This work addresses the vulnerability of gas chromatography–mass spectrometry (GC-MS) detection to non-specific peaks, retention time shifts, and background noise in the presence of interfering substances, which degrade sensitivity and increase false positives. To overcome these limitations, the authors propose a peak-aware conditional generative adversarial network (CGAN) framework that synthesizes high-fidelity GC-MS signals by conditioning the latent vector with chemical and solvent information. A peak-aware attention mechanism is integrated to enhance critical diagnostic peaks. The approach enables the generation of diverse interference scenarios without requiring real experimental data, thereby substantially augmenting the training dataset. The synthesized signals achieve cosine similarity and Pearson correlation coefficients exceeding 0.9, significantly improving the robustness of downstream discriminative models in complex environments and reducing false positive rates.

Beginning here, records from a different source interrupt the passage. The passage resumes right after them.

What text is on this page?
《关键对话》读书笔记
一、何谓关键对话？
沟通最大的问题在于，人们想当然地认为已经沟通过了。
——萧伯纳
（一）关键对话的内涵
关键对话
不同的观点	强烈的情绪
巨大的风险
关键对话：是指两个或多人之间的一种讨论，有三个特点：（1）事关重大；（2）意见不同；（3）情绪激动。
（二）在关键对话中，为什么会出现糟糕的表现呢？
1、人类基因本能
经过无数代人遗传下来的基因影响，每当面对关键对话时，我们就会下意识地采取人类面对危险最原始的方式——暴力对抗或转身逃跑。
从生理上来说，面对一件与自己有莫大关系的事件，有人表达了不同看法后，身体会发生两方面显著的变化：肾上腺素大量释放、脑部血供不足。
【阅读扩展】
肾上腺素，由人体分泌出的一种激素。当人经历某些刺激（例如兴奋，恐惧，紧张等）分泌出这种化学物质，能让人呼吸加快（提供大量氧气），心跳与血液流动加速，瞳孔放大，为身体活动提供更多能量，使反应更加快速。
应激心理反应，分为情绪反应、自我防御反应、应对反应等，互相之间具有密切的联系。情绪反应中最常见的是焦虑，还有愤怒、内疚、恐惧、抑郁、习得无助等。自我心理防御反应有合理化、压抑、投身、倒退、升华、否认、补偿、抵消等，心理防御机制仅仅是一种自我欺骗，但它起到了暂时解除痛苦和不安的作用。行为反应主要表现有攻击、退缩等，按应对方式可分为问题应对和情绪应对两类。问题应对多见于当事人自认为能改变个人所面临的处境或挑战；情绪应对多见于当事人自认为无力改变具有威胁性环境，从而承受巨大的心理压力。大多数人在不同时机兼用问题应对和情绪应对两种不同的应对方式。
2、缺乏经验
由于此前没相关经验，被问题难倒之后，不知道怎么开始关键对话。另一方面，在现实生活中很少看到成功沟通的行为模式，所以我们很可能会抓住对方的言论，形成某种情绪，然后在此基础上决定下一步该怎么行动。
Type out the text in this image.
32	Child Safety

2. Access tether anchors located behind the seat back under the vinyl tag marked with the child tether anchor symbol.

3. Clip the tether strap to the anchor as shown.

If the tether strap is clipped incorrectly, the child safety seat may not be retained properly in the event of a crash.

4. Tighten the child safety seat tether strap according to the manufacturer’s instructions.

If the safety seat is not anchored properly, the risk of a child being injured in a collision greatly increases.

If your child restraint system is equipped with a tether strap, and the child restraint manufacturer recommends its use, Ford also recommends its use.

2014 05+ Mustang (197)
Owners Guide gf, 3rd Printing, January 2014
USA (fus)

Gas chromatography-mass spectrometry (GC-MS) is a widely used analytical method for chemical substance detection, but measurement reliability tends to deteriorate in the presence of interfering substances. In particular, interfering substances cause nonspecific peaks, residence time shifts, and increased background noise, resulting in reduced sensitivity and false alarms. To overcome these challenges, in this paper, we propose an artificial intelligence discrimination framework based on a peak-aware conditional generative model to improve the reliability of GC-MS measurements under interference conditions. The framework is learned with a novel peak-aware mechanism that highlights the characteristic peaks of GC-MS data, allowing it to generate important spectral features more faithfully. In addition, chemical and solvent information is encoded in a latent vector embedded with it, allowing a conditional generative adversarial neural network (CGAN) to generate a synthetic GC-MS signal consistent with the experimental conditions. This generates an experimental dataset that assumes indirect substance situations in chemical substance data, where acquisition is limited without conducting real experiments. These data are used for the learning of AI-based GC-MS discrimination models to help in accurate chemical substance discrimination. We conduct various quantitative and qualitative evaluations of the generated simulated data to verify the validity of the proposed framework. We also verify how the generative model improves the performance of the AI discrimination framework. Representatively, the proposed method is shown to consistently achieve cosine similarity and Pearson correlation coefficient values above 0.9 while preserving peak number diversity and reducing false alarms in the discrimination model.